From mboxrd@z Thu Jan  1 00:00:00 1970
Return-Path: <xfs-bounces@oss.sgi.com>
Received: from cuda.sgi.com (cuda2.sgi.com [192.48.176.25])
	by oss.sgi.com (8.14.3/8.14.3/SuSE Linux 0.8) with ESMTP id
	p6BBAksp217520 for <xfs@oss.sgi.com>; Mon, 11 Jul 2011 06:10:46 -0500
Received: from bombadil.infradead.org (localhost [127.0.0.1])
	by cuda.sgi.com (Spam Firewall) with ESMTP id 9CB75527DA4
	for <xfs@oss.sgi.com>; Mon, 11 Jul 2011 04:10:45 -0700 (PDT)
Received: from bombadil.infradead.org
	(173-166-109-252-newengland.hfc.comcastbusiness.net
	[173.166.109.252]) by cuda.sgi.com with ESMTP id
	TohOV8WcA0E8Ef36 for <xfs@oss.sgi.com>;
	Mon, 11 Jul 2011 04:10:45 -0700 (PDT)
Date: Mon, 11 Jul 2011 07:10:39 -0400
From: Christoph Hellwig <hch@infradead.org>
Subject: Re: [PATCH 03/27] xfs: use write_cache_pages for writeback clustering
Message-ID: <20110711111039.GA3139@infradead.org>
References: <20110629140109.003209430@bombadil.infradead.org>
	<20110629140336.950805096@bombadil.infradead.org>
	<20110701022248.GM561@dastard> <20110701041851.GN561@dastard>
	<20110701093305.GA28531@infradead.org>
	<20110701154136.GA17881@localhost> <20110704032534.GD1026@dastard>
	<20110705143409.GB15285@suse.de>
MIME-Version: 1.0
Content-Disposition: inline
In-Reply-To: <20110705143409.GB15285@suse.de>
List-Id: XFS Filesystem from SGI <xfs.oss.sgi.com>
List-Unsubscribe: <http://oss.sgi.com/mailman/options/xfs>,
	<mailto:xfs-request@oss.sgi.com?subject=unsubscribe>
List-Archive: <http://oss.sgi.com/pipermail/xfs>
List-Post: <mailto:xfs@oss.sgi.com>
List-Help: <mailto:xfs-request@oss.sgi.com?subject=help>
List-Subscribe: <http://oss.sgi.com/mailman/listinfo/xfs>,
	<mailto:xfs-request@oss.sgi.com?subject=subscribe>
Content-Type: text/plain; charset="us-ascii"
Content-Transfer-Encoding: 7bit
Sender: xfs-bounces@oss.sgi.com
Errors-To: xfs-bounces@oss.sgi.com
To: Mel Gorman <mgorman@suse.de>
Cc: "xfs@oss.sgi.com" <xfs@oss.sgi.com>, Christoph Hellwig <hch@infradead.org>, "linux-mm@kvack.org" <linux-mm@kvack.org>, Wu Fengguang <fengguang.wu@intel.com>, Johannes Weiner <jweiner@redhat.com>

On Tue, Jul 05, 2011 at 03:34:10PM +0100, Mel Gorman wrote:
> > However, what I'm questioning is whether we should even care what
> > page memory reclaim wants to write - it seems to make fundamentally
> > bad decisions from an IO persepctive.
> > 
> 
> It sucks from an IO perspective but from the perspective of the VM that
> needs memory to be free in a particular zone or node, it's a reasonable
> request.

It might appear reasonable, but it's not.

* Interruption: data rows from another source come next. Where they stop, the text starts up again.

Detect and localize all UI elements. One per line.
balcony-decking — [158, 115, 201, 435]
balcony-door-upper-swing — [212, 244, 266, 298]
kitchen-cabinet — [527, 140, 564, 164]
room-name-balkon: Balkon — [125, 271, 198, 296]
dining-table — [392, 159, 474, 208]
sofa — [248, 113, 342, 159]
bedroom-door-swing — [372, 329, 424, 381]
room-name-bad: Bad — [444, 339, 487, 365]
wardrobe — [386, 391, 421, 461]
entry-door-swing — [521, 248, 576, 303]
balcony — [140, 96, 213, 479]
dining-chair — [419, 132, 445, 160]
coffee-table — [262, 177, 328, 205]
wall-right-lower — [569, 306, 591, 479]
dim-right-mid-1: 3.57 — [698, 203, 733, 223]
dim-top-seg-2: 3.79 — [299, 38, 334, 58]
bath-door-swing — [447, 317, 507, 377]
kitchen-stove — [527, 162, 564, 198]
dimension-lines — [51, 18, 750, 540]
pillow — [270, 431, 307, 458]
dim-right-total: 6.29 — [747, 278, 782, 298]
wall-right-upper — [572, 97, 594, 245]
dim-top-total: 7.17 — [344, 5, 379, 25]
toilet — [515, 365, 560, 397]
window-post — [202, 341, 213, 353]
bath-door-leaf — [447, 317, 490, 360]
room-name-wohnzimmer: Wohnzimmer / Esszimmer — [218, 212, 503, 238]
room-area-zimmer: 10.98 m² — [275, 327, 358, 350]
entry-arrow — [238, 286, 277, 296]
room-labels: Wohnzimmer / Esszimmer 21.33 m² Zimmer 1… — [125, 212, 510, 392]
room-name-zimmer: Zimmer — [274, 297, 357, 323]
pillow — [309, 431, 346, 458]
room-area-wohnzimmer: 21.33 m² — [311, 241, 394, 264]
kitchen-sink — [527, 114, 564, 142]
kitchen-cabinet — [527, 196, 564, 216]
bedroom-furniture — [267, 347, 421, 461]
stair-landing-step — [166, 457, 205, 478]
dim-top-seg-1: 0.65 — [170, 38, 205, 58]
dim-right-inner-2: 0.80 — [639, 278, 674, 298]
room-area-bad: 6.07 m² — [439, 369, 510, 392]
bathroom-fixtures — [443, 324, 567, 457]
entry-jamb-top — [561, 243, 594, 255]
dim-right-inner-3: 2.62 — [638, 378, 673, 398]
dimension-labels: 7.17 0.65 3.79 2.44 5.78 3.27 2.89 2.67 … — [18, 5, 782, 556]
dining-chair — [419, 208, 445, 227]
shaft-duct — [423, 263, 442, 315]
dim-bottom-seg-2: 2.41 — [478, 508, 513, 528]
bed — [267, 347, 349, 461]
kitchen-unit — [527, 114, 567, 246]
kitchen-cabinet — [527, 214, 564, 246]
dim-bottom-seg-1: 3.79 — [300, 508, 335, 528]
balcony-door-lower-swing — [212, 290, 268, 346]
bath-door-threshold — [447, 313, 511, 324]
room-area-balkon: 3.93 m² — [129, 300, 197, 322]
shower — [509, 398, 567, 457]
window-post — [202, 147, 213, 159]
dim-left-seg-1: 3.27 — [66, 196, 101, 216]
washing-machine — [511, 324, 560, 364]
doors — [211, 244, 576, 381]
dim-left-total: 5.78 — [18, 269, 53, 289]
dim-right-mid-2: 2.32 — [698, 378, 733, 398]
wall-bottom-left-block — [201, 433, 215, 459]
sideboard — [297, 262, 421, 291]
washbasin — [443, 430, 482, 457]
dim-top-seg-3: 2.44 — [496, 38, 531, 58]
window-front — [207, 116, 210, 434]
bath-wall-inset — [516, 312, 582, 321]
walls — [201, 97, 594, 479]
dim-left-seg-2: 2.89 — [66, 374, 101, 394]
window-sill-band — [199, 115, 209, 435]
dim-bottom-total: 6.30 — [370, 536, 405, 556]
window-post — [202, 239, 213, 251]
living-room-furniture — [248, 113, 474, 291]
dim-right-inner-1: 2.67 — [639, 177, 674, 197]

What the VM wants underneath is generally (1):

 - free N pages in zone Z

and it then goes own to free the pages one one by one though kswapd,
which leads to freeing those N pages, but unless they already were
clean it will take very long to get there and bog down the whole
system.

So we need a better way to actually perform that underlying request.
Dave's suggestion of keeping different lists for clean vs dirty pages
in the VM and preferably reclaiming for the clean ones when having
zone pressure is one first step.  The second one will be to tell the
writeback threads to preferably reclaim from a zone.  I'm actually
not sure how do that yet, as we could have memory from different
zones on a single inode.  Taking an inode that has memory from the
right zone and the writing that out will probably work fine for
different zones in a 64-bit NUMA systems where zones more or less
equal nodes.  It probably won't work very well if we need to free
up memory in the various low memory zones, as those will be spread
over random inodes.

> It doesnt' check how many pages are under writeback. Direct reclaim
> will check if the block device is congested but that is about
> it. Otherwise the expectation was the elevator would handle the
> merging of requests into a sensible patter.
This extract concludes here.